The holidays don’t have to be about shopping. Let that simmer for a minute. It’s possible to coast through the season, spreading cheer and goodwill, expressing gratitude, celebrating abundance, connecting with loved ones near and far, and not get sucked up in the machine of over-consumption. Chances are, you have more stuff than you need, or a skill you can offer as a gift. Or maybe you’d rather make a donation or treat someone to an event. These gifts tend to be far more meaningful and valuable than the random gift-picking that takes place as holiday deadlines approach. Here are five shareable ways to celebrate the season while strengthening community, reusing goods and staying out of the mall.
How many of the holiday gifts that you received last year do you remember? What about five years ago? If you’re like me, it gets pretty hazy, indeed. But, the year that my parents got me a ticket to see Magic Johnson play basketball, I remember with a heart-warming clarity. I also have a crystal clear memory of the year that my mom took me to a production of Annie. While these both involved spending money on tickets, it’s certainly possible to give a no-cost or low-cost experiential gift: a winter hike, a day of sledding, a trip to the local museum, an ice skating or roller skating expedition, a community concert, a book reading, and so on. The point is that a shared experience offers something deeper and more memorable than a store-bought gift.

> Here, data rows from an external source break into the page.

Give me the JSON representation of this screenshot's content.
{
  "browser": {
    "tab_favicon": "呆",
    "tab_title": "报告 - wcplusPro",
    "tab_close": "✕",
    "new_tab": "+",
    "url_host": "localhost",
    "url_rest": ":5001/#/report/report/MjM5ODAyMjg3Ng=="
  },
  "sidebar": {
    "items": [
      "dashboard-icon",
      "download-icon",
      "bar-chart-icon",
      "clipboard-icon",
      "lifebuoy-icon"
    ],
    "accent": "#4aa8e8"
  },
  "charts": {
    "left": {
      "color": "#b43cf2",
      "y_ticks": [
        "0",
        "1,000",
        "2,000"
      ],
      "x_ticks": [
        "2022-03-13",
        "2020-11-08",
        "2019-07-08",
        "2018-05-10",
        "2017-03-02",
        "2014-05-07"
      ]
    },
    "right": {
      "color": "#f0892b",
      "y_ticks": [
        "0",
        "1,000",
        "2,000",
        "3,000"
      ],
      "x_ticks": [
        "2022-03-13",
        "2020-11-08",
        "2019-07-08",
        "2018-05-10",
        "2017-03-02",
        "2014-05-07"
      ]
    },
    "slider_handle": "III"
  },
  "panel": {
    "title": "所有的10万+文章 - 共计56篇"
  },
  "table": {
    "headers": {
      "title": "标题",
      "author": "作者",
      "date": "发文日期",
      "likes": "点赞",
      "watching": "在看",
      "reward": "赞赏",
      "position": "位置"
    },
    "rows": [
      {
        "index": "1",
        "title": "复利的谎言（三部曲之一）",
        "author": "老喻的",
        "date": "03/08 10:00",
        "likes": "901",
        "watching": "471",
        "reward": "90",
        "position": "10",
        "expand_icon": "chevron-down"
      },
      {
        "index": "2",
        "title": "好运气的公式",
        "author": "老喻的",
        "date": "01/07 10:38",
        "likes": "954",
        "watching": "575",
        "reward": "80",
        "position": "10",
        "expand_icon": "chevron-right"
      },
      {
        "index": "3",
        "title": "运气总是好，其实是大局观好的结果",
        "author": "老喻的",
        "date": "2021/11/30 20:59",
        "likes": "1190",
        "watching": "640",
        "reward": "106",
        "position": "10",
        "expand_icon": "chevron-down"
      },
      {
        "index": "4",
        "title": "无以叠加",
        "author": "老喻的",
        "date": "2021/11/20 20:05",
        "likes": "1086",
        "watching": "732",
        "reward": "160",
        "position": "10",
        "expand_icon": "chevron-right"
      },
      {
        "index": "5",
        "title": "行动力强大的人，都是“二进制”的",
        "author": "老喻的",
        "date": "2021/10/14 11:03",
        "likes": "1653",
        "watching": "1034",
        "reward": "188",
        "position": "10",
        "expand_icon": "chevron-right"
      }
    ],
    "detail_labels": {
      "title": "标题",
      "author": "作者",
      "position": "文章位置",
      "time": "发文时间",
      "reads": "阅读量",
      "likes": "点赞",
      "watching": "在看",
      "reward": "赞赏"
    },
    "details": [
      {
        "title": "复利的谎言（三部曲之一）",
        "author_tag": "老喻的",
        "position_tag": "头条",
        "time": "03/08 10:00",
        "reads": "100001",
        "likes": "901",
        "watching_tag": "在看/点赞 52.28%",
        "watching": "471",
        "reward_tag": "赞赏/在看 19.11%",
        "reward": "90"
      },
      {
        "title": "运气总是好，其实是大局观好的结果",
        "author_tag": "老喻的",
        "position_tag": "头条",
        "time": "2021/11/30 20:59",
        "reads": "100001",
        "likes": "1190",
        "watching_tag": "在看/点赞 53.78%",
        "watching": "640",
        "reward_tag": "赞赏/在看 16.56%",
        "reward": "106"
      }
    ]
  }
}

Everyone has something to offer. Whether it’s computer programming, car repair, proofreading, painting, baking, gardening, guitar lessons, childcare, accounting or art lessons, communities are made strong by the diversity of their members. If we were all accountants or painters, things wouldn’t work. Do you have some free time? Gift a friend or relative with childcare or help them clean their attic. Know something about bikes? Offer to teach a neighbor how to maintain theirs. Fancy numbers or words? Your accounting or writing know-how is of great value to someone who needs help with their books or an application. Get creative. Whether your offering is a one-time thing or the beginning of an organized skillshare, offering help when someone needs it is a great gift.
The rate at which kids outgrow their toys seems second only to the rate at which they outgrow their clothes. What’s hot today is at the bottom of the toy pile tomorrow, destined for an eventual trip to the thrift store or landfill. For a shareable holiday alternative to buying more toys, round up your friends with kids, have them all bring gently-used toys and books and host a toy exchange. The kids get new-to-them stuff, the parents have a good excuse to declutter, it’s a great way to make new connections and build community, and the kids see abundance and sharing in action.
In his article, A Circle of Gifts, Charles Eisenstein says, “Because people in gift culture pass on their surplus rather than accumulating it, your good fortune is my good fortune...wealth circulates, gravitating toward the greatest need.” He’s describing the re-emerging art of gift economies and the power they have to build community. Gift circles, a simple way to explore the benefits of the gift economy, are popping up around the country. Inspired, in large part, by gift circle pioneer, Alpha Lo, the idea is that 10-20 people get together, take turns expressing needs they may have and gifts they can offer (skills, ideas, social connections, things, labor, recommendations, etc.). As a holiday event, this can help take the load off of what can be a stressful time, it’s a way to offer a meaningful gift and it’s a powerful tool for building community.
A great way to support your favorite cause, to remove shopping from the holiday equation, and to get to know your friends and family better is a donation exchange. The idea, as detailed by Shareable publisher Neal Gorenflo in his article, How I Avoided Holiday Shopping Through a Donation Exchange, is this: let your family know that, rather than presents, you’d like them to make a donation to one of your favorite causes. In return, they can make a donation to one of your favorite causes. Donation exchanges can be educational, a great way to share organizations that need support and a way to bond with family members.